In this issue of Diabetes, Van et al. (15) provide evidence that a derivative of vitamin A, all-trans retinoic acid (ATRA), inhibits diabetes formation in NOD mice. This was essentially demonstrated in two ways. First, the authors used an accelerated disease model where spleen cells from already diabetic mice were adoptively transferred into a strain of mice normally resistant to type 1 diabetes development (i.e., NOD.scid), a system whereby diabetes is consistently transferred into the recipient mice. These recipient NOD.scid mice are naturally type 1 diabetes resistant in that while they have the same genetic background as NOD mice, they have also a mutation that has rendered them immunodeficient (i.e., no T- or B-lymphocytes). This makes this strain of animals particularly useful for transferring various cell populations in order to dissect out contributions of specific facets of the immune system to type 1 diabetes progression. Van et al. (15) demonstrate that by treating NOD.scid recipients with ATRA, the transfer of diabetes by diabetogenic splenocytes could be markedly suppressed. Their second means of ascribing efficacy involved demonstration in a “late prevention” protocol (i.e., using ATRA to treat 10-week-old NOD mice). In these latter efforts, intraperitoneal injection of ATRA significantly delayed the progression to type 1 diabetes in treated animals.

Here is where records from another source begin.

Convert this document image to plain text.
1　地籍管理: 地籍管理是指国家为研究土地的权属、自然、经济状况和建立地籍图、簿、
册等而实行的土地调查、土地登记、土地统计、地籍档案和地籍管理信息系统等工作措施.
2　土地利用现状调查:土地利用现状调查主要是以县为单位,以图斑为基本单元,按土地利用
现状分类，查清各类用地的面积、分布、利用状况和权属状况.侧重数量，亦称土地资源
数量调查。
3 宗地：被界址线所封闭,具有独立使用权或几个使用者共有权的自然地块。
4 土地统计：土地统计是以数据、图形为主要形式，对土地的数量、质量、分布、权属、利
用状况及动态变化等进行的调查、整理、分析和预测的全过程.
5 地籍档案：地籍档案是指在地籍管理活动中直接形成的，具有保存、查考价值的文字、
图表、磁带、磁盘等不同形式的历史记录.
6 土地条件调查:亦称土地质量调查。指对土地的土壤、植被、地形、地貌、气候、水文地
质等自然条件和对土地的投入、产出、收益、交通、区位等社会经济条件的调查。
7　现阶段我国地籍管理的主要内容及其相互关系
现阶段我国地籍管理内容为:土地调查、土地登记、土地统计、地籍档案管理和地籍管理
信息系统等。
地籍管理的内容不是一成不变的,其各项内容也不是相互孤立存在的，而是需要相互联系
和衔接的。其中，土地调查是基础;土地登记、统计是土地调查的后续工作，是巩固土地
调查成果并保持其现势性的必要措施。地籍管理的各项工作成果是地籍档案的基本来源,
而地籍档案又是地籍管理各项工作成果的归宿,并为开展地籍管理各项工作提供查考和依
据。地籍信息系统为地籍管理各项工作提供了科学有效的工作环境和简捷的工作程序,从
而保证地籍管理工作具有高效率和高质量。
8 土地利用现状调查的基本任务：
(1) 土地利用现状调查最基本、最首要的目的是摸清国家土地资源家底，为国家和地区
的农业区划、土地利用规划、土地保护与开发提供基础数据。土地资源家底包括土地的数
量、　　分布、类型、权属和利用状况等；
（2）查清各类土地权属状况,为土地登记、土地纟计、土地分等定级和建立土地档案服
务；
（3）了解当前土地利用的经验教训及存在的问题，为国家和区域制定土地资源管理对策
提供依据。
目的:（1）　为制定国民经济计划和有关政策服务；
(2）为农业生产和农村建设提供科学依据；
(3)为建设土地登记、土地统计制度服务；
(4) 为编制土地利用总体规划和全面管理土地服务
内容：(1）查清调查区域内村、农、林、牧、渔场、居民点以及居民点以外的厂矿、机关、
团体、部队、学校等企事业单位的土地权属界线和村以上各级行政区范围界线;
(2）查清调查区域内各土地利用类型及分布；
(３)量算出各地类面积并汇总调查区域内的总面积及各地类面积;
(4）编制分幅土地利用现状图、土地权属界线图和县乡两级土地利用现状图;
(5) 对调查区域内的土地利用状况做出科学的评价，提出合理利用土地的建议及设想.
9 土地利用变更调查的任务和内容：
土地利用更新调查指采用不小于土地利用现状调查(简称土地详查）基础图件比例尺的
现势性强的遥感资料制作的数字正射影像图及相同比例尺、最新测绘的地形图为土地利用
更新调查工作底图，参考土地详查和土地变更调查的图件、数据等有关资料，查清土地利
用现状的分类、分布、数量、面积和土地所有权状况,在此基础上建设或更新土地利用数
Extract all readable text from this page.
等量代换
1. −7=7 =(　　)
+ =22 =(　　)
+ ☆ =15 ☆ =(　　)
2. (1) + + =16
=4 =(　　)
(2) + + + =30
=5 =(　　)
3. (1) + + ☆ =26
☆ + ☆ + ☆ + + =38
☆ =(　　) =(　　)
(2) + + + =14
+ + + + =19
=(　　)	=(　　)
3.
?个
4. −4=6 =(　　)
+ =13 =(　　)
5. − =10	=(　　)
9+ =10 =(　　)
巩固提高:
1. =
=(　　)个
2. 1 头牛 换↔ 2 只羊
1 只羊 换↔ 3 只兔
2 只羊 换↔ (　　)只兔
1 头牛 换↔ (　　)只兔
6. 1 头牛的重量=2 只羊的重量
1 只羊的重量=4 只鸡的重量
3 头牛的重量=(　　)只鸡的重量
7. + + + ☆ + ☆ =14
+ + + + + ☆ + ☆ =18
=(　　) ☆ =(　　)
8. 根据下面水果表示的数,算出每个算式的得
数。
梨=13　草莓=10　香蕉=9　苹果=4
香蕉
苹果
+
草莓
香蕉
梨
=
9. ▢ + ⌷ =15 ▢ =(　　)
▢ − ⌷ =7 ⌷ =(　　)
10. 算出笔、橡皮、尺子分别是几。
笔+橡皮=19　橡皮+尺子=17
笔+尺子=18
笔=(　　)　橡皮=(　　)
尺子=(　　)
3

Armed with these beneficial therapeutic observations, these authors took their research a step further by pursuing identification of the mechanism(s) underlying these observations, efforts that directed them to notations regarding the influence of ATRA on immunoregulatory pathways. In short, they found decreased effector T-cell function and increased regulatory T-cell activities in association with ATRA treatment. Of further interest, they did not find an effect of ATRA on so-called “Th17 cells,” a population of cells recently implicated in other (i.e., nondiabetic) autoimmune disorders (16–18). These Th17 cells are thought by some (19) to represent the prime mediators of inflammation. Here, it is important to note that while Van et al. (15) found in vitro evidence that ATRA attenuated Th17 differentiation, the failure to demonstrate this in vivo requires further investigation. The authors also correctly point out that in terms of therapy, future studies in recent-onset NOD mice as well as in animals with established type 1 diabetes must be performed.
So, what does this all mean in terms of human type 1 diabetes? First, the NOD model has been useful in many investigations, but we have yet to fully translate a prevention or intervention treatment modality from the NOD mouse to man (note: promising agents do exist but do not yet form a standard of care). For this reason, it would have been helpful for Van et al. to have treated the animals with an oral dose (rather than intraperitoneal injection) that would approximate tolerable human doses to avoid hypervitaminosis A. Also, this would fall under the category of a “safe” treatment, with the aforementioned proviso that vitamin A is toxic in high doses. Finally, both vitamin A and D are fat soluble and found in fish oil supplements. Epidemiological evidence suggests that increased consumption of n-3 fatty acids and fish oil (which contain various amounts of vitamin A and D) is associated with reduced type 1 diabetes–associated autoantibody conversion (20). This raises the intriguing possibility that a combination of vitamins A and D, in safe pharmacologically formulated doses rather than the usual daily recommended dose, might be of benefit in the treatment of those at increased risk for type 1 diabetes. Clearly, more studies in animal models as well as in humans are required to validate or disprove this notion.